Ask a Question
Notify Me On Question Update
Email this Question
Do you have tips on managing grasshoppers in my yard?
Rate This FAQ
During the current drought cycle, grasshoppers have become a common occurrence in the home yard. There are hundreds of species of grasshoppers in North America, but only a few of them cause economic damage to plants. The short-horned or Acridid grasshoppers are the primary culprits. The slant-faced grasshoppers (angled faces, long, thin bodies) feed primarily on grasses; spur-throated grasshoppers (projection under their throat) feed primarily on herbaceous plants; and banded-winged grasshoppers (brightly colored hind wings that rattle when they fly) feed on both grasses and herbaceous plants.

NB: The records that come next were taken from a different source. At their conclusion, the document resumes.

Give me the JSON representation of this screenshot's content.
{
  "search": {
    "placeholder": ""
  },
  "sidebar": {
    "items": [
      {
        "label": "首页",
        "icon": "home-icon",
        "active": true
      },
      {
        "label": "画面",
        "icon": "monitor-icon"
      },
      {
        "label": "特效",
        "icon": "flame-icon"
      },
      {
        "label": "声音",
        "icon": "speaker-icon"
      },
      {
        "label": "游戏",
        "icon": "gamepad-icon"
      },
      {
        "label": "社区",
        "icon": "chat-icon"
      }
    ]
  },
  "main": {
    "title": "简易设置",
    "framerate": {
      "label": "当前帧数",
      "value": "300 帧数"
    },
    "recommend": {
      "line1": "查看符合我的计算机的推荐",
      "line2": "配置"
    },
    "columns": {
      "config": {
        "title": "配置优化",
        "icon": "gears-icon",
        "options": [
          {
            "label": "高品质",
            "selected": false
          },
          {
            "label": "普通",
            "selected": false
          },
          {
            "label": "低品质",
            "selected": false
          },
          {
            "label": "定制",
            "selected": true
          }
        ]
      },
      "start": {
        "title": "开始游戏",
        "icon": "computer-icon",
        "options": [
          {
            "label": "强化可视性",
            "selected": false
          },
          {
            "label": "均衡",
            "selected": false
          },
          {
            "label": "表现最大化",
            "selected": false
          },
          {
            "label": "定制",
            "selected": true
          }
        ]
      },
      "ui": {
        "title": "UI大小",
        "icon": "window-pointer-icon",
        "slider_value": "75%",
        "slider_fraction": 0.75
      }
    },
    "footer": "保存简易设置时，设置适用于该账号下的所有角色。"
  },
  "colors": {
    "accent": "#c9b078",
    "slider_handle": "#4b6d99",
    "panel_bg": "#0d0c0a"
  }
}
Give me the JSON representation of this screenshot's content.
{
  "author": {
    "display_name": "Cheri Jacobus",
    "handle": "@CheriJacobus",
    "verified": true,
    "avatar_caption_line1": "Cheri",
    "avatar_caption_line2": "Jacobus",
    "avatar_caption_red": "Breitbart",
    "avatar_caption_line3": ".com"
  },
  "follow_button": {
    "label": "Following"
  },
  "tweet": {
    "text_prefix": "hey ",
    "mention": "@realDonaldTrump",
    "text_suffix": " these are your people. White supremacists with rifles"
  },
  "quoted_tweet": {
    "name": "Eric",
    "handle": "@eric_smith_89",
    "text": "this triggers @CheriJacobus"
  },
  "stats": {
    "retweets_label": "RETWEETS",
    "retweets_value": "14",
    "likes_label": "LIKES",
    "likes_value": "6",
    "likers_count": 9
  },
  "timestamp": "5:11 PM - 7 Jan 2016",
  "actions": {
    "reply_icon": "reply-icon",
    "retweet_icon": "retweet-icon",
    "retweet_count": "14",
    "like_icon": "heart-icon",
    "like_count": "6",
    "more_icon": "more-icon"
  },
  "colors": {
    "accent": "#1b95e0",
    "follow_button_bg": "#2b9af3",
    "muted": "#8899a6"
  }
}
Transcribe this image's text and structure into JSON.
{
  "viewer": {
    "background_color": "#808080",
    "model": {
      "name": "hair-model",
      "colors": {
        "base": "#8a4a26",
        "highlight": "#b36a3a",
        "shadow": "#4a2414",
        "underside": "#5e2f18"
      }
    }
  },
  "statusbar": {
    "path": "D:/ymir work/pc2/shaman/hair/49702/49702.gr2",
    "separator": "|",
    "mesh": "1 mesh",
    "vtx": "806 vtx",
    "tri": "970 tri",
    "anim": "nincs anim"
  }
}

Most problems occur in home yards when large populations of grasshoppers migrate from surrounding open fields, range and other less disturbed grasshopper egg-laying sites. Eggs are laid in undisturbed ground in the summer and fall, then over-winter. Eggs hatch the following spring, and emerging young (nymphs) feed on green vegetation. When field vegetation begins to dry, large flushes of grasshoppers migrate and overrun nearby succulent landscapes and gardens. The best way to combat grasshoppers in these circumstances is to work with neighbors to coordinate treatment. Consider these tips.
A number of insecticide choices are available to kill grasshoppers. They include acephate (Orthene), azadirachtin (Neem), bifenthrin (Talstar), carbaryl (Sevin), cyfluthrin (Tempo), diazinon, malathion, permethrin (Astro) and pyrethrin. Most of these are not labeled for food crops, so be sure to read and follow label directions carefully.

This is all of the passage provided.